Fremont has no portable classrooms, but the additional space is expected to absorb new students.

“Fremont is expected to show growth,” said Stokes.

Just blocks away is the Lompa Ranch development, where Ryder Homes has been approved to build 189 single-family homes and has plans also to build 350 apartments.

Korinek expects construction to start early next summer and take nine months to a year to complete.

The Fremont build out will add space for Elementary Career Life Skills classes, which will take students from Seeliger Elementary School. The space freed up there will be remodeled and the kindergarten classrooms upgraded.

Bordewich-Bray Elementary School also will get a portable classroom removed and remodeling upgrades.

But first up are projects at Pioneer High School and at Fritsch Elementary School.

In June, the Planning Commission approved a special use permit for CCSD to build three additions at Fritsch totaling 3,061 square feet, expanding the school to 57,376 square feet, to connect two buildings so students can move between them without going outside.

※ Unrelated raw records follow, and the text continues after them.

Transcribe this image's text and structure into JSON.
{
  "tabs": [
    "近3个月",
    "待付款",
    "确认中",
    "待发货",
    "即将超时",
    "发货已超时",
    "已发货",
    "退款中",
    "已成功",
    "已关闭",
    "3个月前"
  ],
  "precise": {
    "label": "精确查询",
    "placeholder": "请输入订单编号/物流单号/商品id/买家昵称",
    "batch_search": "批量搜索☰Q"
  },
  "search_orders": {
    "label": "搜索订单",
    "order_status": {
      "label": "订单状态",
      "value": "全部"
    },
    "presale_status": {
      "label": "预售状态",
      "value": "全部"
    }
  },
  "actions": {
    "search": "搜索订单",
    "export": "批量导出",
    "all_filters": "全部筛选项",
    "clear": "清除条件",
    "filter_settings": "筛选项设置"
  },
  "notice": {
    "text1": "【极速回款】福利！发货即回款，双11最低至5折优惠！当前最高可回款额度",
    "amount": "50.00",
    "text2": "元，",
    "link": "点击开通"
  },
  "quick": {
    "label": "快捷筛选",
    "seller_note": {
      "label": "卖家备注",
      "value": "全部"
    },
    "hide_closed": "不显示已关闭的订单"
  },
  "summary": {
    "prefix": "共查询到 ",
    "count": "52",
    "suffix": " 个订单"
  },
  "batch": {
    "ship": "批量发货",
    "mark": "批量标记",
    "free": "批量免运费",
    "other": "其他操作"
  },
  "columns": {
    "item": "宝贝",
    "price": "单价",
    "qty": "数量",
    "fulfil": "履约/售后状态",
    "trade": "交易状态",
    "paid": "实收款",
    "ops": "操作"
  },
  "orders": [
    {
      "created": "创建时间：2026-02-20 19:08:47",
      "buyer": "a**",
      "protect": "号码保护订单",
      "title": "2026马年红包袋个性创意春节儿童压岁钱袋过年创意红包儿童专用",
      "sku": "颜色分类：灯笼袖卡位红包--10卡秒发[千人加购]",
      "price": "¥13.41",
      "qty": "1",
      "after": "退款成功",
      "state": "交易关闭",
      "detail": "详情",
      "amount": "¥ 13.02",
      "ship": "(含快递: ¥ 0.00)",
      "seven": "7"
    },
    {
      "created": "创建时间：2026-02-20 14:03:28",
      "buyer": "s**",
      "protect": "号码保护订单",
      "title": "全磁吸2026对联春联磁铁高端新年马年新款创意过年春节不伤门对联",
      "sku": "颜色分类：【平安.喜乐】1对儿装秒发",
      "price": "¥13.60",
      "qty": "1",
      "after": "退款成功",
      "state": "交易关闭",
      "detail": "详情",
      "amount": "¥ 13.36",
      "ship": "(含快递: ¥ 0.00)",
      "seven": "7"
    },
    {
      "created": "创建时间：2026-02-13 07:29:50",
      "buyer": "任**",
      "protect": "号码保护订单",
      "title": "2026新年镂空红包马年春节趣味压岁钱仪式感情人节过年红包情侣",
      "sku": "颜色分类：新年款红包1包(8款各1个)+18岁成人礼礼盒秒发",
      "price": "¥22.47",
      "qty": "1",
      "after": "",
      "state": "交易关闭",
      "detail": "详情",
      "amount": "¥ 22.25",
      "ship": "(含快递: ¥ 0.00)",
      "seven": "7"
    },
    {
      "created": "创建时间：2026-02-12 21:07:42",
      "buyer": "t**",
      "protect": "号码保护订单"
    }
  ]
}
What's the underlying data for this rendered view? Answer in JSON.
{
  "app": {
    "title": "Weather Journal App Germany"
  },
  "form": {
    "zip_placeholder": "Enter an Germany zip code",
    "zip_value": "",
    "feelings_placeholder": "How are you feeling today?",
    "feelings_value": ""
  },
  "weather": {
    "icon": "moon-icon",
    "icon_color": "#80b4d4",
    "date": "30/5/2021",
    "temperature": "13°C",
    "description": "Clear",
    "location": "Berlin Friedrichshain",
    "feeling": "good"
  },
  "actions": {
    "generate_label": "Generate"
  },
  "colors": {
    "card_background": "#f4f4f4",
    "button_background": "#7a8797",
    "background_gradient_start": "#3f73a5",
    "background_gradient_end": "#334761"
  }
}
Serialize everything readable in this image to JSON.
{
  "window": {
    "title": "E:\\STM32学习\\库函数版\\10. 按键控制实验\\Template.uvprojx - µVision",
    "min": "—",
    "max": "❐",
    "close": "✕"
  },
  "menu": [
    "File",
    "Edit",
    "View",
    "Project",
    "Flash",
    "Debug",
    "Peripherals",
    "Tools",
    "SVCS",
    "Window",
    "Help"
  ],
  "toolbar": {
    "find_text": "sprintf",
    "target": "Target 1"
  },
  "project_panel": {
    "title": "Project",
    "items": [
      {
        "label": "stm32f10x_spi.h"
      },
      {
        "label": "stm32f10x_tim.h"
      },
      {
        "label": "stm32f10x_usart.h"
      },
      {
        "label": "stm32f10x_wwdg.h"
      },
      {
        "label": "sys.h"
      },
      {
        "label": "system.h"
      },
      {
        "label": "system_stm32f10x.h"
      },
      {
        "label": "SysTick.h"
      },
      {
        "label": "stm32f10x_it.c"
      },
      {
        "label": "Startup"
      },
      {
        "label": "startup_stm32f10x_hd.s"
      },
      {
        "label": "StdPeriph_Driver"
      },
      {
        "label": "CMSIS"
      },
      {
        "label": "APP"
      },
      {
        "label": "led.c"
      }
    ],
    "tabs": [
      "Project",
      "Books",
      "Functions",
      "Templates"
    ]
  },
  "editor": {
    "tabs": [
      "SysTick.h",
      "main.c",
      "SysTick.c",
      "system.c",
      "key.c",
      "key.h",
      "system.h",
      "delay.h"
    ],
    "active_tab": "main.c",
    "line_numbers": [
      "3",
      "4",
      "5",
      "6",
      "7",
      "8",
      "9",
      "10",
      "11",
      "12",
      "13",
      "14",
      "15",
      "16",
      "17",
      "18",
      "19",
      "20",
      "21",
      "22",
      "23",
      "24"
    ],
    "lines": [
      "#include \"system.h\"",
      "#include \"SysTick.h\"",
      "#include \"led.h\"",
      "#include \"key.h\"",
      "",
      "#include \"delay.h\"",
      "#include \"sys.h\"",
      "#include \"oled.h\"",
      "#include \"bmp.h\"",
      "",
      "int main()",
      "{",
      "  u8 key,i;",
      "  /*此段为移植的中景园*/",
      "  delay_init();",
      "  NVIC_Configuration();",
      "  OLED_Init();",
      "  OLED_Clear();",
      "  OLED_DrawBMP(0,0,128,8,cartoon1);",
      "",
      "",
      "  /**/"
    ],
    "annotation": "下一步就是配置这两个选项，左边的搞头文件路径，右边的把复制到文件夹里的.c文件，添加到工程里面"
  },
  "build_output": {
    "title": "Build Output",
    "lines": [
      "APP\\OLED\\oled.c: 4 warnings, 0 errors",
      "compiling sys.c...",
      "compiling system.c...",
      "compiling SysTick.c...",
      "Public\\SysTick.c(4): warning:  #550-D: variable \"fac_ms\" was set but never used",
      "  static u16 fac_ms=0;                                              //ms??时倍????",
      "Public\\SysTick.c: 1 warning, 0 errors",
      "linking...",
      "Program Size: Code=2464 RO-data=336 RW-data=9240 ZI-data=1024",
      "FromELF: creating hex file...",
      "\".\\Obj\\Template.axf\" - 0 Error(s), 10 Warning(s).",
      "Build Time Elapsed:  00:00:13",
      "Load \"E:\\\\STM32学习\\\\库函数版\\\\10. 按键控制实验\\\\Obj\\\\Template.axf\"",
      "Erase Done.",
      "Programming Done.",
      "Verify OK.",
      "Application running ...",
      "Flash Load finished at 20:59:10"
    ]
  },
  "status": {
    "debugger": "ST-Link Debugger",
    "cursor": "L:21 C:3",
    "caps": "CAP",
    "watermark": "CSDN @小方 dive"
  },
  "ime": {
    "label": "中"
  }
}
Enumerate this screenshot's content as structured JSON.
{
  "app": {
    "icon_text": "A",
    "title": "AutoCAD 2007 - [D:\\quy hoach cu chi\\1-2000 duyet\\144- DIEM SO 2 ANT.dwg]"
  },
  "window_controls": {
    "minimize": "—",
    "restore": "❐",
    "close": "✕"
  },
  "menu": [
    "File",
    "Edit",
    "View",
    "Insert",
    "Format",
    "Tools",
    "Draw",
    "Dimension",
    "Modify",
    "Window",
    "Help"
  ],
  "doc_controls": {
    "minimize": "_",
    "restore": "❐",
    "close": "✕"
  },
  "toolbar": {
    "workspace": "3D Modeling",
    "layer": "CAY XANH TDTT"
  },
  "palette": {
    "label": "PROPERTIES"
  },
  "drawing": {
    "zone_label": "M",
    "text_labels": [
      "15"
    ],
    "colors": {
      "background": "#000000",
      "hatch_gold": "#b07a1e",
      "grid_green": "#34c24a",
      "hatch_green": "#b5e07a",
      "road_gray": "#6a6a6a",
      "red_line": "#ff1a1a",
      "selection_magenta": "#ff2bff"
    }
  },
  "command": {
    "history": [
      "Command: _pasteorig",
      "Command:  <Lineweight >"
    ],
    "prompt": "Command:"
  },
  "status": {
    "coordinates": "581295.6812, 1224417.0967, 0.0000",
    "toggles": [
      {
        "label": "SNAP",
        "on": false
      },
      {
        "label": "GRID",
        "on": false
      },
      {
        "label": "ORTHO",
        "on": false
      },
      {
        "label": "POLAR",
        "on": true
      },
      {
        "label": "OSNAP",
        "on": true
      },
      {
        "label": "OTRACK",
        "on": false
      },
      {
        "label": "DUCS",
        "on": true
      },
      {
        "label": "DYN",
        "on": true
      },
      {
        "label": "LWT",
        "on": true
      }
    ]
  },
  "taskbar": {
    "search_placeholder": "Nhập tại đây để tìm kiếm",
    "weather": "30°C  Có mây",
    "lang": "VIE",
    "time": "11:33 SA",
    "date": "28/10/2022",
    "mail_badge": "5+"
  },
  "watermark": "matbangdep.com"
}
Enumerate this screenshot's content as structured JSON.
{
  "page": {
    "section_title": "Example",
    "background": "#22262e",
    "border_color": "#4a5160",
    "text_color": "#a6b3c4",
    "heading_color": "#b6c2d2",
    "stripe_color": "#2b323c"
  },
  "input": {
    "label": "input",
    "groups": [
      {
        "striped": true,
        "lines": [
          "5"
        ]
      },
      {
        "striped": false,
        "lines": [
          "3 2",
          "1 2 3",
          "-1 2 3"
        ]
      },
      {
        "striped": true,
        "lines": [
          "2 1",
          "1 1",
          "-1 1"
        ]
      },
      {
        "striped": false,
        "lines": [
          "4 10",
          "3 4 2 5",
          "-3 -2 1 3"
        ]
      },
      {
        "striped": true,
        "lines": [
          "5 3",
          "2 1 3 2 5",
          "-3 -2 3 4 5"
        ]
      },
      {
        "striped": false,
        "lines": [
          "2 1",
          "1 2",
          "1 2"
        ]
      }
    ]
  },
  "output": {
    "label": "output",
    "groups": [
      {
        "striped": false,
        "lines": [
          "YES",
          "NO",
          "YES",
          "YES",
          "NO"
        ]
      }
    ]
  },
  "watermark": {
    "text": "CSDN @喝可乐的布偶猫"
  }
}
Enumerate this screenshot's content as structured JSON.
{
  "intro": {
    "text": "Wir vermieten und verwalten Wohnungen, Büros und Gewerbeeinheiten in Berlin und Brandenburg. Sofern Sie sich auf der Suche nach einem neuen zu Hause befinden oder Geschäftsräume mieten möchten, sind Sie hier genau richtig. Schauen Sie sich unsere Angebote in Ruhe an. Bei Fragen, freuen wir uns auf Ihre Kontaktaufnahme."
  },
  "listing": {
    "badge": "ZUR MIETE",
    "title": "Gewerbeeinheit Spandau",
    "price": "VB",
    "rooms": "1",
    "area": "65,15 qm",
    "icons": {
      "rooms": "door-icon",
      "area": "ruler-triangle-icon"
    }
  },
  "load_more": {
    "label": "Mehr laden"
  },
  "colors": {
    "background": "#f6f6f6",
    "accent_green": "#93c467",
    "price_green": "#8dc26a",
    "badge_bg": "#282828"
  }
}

In July, the commission approved a permit to build an addition to attach two existing buildings and remove four portable classrooms.

Mark Johnson, project manager, said the expansion at Pioneer will be roughly 14,000 square feet or less, depending on the budget, and will add four classrooms, a kitchen, serving area and library.

The first phase of the Pioneer project will be tenant improvements to house the Carson Online Program while the second phase will be the expansion.

The projects are expected to break ground in late September and the school promises it won’t disrupt school schedules, student safety, or drop off and pick up procedures for parents.

“We’ll work closely with our construction manager and operating in the safest manner possible,” said Korinek.

When all the work is done then CCSD may be facing construction of a new elementary school in five years or so, said Stokes.

“We’ll continue to meet with the master plan committee and continue to monitor growth and the impact growth is having on schools,” said Stokes. “We’ll take the next step in school construction when the timing is right.”